Chapter 6: Estimation

Section 6.1: Maximum Likelihood Estimation (MLE)

Example: Coin Flip

Observation: H, H, H, T

Let \( p \) be the probability of heads. Then:

\[ P(HHHT) = p^3 (1 - p) \]

Define the likelihood function:

\[ L(p) = p^3 (1 - p) \]

To find the MLE of \( p \), solve for \( L'(p) = 0 \):

\[ L'(p) = 3p^2 - 4p^3 = p^2 (3 - 4p) \]

Solutions: \( p = 0 \) or \( p = \frac{3}{4} \). Since \( L(0) = 0 \), the MLE is:

\[ \hat{p}_{\text{MLE}} = \frac{3}{4} \]


MLE for Discrete Distributions

Let \( X_1, ..., X_n \) be i.i.d. samples from a discrete distribution with PMF \( f(x; \theta) \).

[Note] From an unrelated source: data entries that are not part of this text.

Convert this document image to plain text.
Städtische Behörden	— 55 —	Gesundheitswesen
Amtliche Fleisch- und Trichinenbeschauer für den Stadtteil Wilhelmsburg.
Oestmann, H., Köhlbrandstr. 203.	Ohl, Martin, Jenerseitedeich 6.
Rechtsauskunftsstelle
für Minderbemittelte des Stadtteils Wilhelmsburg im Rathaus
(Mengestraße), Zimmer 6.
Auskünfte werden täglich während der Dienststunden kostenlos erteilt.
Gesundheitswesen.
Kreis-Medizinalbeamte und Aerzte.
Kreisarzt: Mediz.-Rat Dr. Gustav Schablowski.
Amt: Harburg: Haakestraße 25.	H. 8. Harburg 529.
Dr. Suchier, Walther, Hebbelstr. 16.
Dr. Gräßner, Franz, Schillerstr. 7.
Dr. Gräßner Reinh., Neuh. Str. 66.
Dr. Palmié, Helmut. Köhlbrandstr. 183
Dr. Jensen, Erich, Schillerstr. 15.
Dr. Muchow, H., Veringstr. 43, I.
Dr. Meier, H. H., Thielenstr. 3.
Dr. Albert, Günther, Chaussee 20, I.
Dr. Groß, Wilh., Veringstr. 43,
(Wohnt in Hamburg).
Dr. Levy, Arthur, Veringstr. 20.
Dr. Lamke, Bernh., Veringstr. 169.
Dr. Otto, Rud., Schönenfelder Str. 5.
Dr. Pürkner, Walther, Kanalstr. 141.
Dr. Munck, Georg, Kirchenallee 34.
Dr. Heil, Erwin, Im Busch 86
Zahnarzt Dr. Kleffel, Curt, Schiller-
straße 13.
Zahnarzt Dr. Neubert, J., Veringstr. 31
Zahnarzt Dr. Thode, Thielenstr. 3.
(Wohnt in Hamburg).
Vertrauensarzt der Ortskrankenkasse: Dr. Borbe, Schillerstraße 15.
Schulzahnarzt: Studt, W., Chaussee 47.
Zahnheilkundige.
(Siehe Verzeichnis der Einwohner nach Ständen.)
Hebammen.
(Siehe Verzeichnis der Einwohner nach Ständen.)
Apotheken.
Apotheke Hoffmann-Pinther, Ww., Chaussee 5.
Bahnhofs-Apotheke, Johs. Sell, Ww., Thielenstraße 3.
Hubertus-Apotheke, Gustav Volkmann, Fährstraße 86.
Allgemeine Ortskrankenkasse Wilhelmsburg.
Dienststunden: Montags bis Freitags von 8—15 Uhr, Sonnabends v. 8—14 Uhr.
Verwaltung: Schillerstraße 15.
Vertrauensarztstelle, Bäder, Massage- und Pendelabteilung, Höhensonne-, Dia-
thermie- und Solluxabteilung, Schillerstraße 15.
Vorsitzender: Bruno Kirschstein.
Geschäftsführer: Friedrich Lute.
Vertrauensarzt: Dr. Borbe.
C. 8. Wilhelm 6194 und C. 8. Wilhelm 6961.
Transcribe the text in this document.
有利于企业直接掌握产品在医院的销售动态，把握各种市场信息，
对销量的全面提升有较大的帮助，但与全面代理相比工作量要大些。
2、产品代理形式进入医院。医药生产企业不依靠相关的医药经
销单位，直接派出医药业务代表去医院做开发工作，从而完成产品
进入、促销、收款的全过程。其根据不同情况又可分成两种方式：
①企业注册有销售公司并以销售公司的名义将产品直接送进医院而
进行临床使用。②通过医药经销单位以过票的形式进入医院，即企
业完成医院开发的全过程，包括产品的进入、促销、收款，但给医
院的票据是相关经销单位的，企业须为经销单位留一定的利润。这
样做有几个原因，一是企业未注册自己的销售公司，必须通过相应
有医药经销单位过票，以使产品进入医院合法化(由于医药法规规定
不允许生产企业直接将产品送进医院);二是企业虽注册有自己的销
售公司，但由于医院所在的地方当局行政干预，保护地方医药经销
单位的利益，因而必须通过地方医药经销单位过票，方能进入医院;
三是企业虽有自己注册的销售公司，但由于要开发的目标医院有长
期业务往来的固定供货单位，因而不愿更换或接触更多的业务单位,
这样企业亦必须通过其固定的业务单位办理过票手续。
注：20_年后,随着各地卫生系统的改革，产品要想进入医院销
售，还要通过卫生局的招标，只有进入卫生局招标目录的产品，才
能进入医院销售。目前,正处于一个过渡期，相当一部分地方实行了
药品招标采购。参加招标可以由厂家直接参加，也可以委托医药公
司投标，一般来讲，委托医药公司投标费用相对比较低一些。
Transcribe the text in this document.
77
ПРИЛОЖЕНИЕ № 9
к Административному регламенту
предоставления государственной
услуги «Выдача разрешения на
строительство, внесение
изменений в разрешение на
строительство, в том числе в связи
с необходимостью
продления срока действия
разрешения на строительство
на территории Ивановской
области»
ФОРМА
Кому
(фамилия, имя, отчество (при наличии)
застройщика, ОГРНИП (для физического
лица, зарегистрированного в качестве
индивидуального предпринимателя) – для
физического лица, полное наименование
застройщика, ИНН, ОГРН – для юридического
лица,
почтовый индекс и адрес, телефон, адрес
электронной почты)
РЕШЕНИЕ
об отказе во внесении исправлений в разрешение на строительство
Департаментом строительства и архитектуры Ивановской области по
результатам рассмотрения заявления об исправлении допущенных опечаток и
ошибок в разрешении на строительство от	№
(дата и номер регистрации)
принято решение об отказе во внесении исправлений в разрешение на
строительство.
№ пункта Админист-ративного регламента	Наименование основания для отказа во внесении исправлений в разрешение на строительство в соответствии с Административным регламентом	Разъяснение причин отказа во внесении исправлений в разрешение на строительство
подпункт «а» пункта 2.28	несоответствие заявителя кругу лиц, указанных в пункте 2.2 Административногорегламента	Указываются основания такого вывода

The likelihood function is:

\[ L(\theta) = \prod_{i=1}^n f(x_i; \theta) \]

Example: Poisson Distribution

PMF: \( f(x; \lambda) = \frac{\lambda^x e^{-\lambda}}{x!} \)

Observed data: \( x_1 = 3, x_2 = 4, x_3 = 3, x_4 = 7 \)

\[ L(\lambda) = \frac{\lambda^{17} e^{-4\lambda}}{3! \cdot 4! \cdot 3! \cdot 7!} \]

Log-likelihood:

\[ \ln L(\lambda) = 17 \ln \lambda - 4\lambda - \ln(\#) \]

Differentiating and solving:

\[ \frac{17}{\lambda} - 4 = 0 \Rightarrow \hat{\lambda}_{\text{MLE}} = \frac{17}{4} \]


MLE for Continuous Distributions

Let \( X_1, ..., X_n \) be i.i.d. samples from a continuous distribution with PDF \( f(x; \theta) \).

\[ L(\theta) = \prod_{i=1}^n f(x_i; \theta) \]

Example: Exponential Distribution

PDF: \( f(x; \lambda) = \lambda e^{-\lambda x}, \quad x \ge 0 \)

\[ L(\lambda) = \lambda^n e^{-\lambda \sum x_i} \]

Log-likelihood:

\[ \ln L(\lambda) = n \ln \lambda - \lambda \sum x_i \]

Solving:

\[ \frac{n}{\lambda} - \sum x_i = 0 \Rightarrow \hat{\lambda}_{\text{MLE}} = \frac{n}{\sum x_i} = \frac{1}{\bar{x}} \]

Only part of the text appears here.